Let $g: \mathbb R^3 \rightarrow \mathbb R$ such that $g(x_1,x_2,x_3)=x_1^2+x_2^2+x_3^2-10x_1x_2x_3$. I know $(0,0,0)$ is critical point and want to check $(0,0,0)$ is local minima or local maxima.

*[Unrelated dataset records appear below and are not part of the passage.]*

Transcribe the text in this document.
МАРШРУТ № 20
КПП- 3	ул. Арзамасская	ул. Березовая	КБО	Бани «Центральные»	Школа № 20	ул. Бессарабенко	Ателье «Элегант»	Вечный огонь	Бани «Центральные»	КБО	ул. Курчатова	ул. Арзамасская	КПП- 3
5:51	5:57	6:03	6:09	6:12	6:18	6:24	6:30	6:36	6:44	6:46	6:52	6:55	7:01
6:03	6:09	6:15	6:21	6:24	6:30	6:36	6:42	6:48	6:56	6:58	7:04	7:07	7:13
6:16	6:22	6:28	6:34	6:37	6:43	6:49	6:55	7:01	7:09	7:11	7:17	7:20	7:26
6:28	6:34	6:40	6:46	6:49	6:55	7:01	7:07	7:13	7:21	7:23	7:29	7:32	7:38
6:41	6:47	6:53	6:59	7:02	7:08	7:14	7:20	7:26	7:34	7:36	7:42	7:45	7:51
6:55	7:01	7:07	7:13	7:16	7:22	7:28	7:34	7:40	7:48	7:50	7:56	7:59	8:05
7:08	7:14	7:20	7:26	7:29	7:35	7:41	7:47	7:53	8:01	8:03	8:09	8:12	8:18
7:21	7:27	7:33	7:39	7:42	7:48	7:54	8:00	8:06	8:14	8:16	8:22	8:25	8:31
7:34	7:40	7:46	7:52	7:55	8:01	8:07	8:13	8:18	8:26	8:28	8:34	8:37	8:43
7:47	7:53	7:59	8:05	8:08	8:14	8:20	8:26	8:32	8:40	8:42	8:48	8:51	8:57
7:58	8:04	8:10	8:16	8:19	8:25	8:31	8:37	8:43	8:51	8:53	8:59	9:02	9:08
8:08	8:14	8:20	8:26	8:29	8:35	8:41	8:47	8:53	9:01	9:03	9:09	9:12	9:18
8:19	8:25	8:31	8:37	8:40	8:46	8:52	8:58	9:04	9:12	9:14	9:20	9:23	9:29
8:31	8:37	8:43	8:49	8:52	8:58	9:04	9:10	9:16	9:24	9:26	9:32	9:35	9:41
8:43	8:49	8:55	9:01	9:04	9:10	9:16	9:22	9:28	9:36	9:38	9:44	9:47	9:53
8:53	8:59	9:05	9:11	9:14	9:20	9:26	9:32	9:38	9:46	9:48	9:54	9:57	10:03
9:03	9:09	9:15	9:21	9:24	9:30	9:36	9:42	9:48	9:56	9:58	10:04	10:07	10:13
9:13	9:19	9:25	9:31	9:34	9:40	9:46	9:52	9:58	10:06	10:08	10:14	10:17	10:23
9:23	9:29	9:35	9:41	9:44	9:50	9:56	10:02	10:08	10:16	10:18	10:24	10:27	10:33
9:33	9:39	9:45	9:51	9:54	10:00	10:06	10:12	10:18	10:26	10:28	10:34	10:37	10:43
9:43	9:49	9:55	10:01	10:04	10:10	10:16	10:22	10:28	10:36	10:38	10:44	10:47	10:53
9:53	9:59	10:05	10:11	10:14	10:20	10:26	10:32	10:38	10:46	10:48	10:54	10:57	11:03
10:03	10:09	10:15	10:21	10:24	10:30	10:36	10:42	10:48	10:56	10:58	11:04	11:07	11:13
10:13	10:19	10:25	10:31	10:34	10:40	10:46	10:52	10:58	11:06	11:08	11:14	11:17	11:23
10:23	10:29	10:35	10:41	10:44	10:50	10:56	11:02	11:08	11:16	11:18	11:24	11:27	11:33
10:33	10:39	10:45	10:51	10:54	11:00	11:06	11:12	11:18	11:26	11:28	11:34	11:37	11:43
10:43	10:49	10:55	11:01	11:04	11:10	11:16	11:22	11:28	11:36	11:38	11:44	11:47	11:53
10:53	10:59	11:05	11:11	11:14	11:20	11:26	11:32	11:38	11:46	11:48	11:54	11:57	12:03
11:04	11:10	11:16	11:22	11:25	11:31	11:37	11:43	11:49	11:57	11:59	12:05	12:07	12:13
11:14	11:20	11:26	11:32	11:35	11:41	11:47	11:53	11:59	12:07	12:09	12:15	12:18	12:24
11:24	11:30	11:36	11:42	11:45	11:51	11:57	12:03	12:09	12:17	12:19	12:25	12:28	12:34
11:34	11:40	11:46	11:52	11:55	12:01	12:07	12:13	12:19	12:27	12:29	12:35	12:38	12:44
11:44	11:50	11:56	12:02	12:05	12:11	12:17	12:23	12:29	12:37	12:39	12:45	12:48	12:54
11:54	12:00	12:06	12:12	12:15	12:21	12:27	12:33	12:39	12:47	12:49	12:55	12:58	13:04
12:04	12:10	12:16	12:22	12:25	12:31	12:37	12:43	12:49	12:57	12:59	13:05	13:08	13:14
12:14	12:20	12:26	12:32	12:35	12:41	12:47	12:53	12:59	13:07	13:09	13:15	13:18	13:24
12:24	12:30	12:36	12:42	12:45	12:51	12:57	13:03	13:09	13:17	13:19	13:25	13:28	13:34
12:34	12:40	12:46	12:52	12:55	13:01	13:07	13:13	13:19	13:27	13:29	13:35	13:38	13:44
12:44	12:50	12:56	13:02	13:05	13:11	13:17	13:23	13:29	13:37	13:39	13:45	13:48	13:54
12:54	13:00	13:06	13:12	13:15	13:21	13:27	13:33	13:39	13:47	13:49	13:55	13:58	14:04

My attempt: I tried from A.M., G.M. inequality but nothing conclusive from it as $\frac{x_1^2+x_2^2+x_3^2}{3}\ge(x_1^2x_2^2x_3^2)^\frac{1}{3}$
I also thought $x_1^2+x_2^2+x_3^2-10x_1x_2x_3 \le ||x||^2-10||x||^3$. I dont know how to proceed further
On
The 3 variable form of the Hessian can be used to check the nature of a critical point
$$H_{xyz} = \begin{bmatrix}\frac{\partial^2 f}{\partial x^2} & \frac{\partial^2 f}{\partial x\partial y} & \frac{\partial^2 f}{\partial x\partial z} \\ \frac{\partial^2 f}{\partial y \partial x} & \frac{\partial^2 f}{\partial y^2} & \frac{\partial^2 f}{\partial y \partial z} \\ \frac{\partial^2 f}{\partial x \partial z} & \frac{\partial^2 f}{\partial y \partial z} & \frac{\partial^2 f}{\partial z^2}\end{bmatrix}$$
Check the determinant value at $(0,0,0)$
Claim:$\;g(x)\ge 0$ for all $x$ with $|x| < {\large{\frac{3}{10}}}$.
Proof:
Assume $|x| < {\large{\frac{3}{10}}}$.
The truth of the claim is immediate if $x_1x_2x_3\le 0$, so assume $x_1x_2x_3 > 0$.
Without loss of generality, we can assume $x_1,x_2,x_3 > 0$.
Let $t=\sqrt[3]{x_1x_2x_3}$.
Then $0 < t\le\sqrt[3]{|x|^3}=|x| < {\large{\frac{3}{10}}}$, so \begin{align*} g(x) &= x_1^2+x_2^2+x_3^2-10x_1x_2x_3 \\[4pt] &\ge 3\sqrt[3]{x_1^2x_2^2x_3^2}-10x_1x_2x_3 \\[4pt] &= 3t^2-10t^3 \\[4pt] &= 10t^2\Bigl({\small{\frac{3}{10}}}-t\Bigr) \\[4pt] &> 0 \\[4pt] \end{align*} which completes the proof of the claim.
It follows that $g$ has a local minimum at $x=(0,0,0)$.